Marilyn’s Martian Departure

The desert has a funny way of making the impossible look like just another Tuesday.

Out past the last cluster of Joshua trees, where the white sand meets the deep blue tilt of the atmosphere, a quiet morning was suddenly interrupted by a high-altitude house call. It wasn’t a glitch in the signal; it was a full-blown departure.

Floating just above the cracked earth, a fleet of candy-colored rockets prepped for launch. They were beautiful, hand-assembled machines—splashed with vibrant electric blues and heat-treated golds that looked less like cold steel and more like cosmic jewelry. At the center of it all, a massive red-starred heavy lifter shimmered with an iridescent sheen, its internal glow pulsing with a steady, rhythmic cyan light.
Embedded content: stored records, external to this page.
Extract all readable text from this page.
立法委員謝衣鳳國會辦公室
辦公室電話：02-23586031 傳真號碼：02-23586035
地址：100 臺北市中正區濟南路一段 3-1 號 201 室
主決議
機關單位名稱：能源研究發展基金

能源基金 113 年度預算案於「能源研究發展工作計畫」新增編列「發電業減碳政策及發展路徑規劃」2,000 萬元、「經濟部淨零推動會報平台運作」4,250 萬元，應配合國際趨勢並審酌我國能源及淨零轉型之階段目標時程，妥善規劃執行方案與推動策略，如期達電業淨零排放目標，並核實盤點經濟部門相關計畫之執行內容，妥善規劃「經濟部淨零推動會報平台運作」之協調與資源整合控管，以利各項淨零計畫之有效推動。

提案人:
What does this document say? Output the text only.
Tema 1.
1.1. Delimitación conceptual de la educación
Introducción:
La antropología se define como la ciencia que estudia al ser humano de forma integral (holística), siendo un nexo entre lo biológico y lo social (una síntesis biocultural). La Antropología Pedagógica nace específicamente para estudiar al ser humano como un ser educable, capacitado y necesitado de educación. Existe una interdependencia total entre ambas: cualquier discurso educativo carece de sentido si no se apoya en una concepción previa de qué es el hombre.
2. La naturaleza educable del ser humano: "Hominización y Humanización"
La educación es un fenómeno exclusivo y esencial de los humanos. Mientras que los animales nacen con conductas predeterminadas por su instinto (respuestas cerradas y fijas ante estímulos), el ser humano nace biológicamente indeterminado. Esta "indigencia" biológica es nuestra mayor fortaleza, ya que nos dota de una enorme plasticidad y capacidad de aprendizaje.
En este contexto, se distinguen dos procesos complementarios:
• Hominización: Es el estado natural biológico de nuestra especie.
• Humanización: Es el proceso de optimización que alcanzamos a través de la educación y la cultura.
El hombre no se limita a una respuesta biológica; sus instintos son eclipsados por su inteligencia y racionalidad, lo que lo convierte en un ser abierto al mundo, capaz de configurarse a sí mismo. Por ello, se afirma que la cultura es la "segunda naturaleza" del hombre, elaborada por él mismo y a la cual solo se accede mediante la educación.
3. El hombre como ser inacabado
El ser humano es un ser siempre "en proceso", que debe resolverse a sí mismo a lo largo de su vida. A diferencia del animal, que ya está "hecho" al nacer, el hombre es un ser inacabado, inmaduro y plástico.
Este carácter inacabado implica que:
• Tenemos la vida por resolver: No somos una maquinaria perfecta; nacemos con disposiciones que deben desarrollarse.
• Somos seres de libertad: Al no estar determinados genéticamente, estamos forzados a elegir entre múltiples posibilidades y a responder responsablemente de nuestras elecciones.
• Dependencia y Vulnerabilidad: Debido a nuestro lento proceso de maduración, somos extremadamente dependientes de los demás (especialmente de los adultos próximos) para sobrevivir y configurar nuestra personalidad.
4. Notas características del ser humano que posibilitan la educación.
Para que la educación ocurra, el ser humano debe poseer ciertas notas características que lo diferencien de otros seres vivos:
But the real star of the show was drifting closer to the ground in a custom-built transport bubble. Looking perfectly poised in a vibrant orange flight suit, she piloted the pink-hued glass craft with the effortless grace of someone who had done this a thousand times before. She didn't look back at the dust or the heat; she was focused on the horizon.

With a low-frequency thrum that felt like a gentle "goodbye" to the Mojave, the fleet began to rise. No smoke, no fire—just a clean transition into the infinite. One moment she was part of the landscape, and the next, she was just a fading glint of gold against the sky, leaving nothing behind but a lingering sense that the universe had just gotten a little more colorful.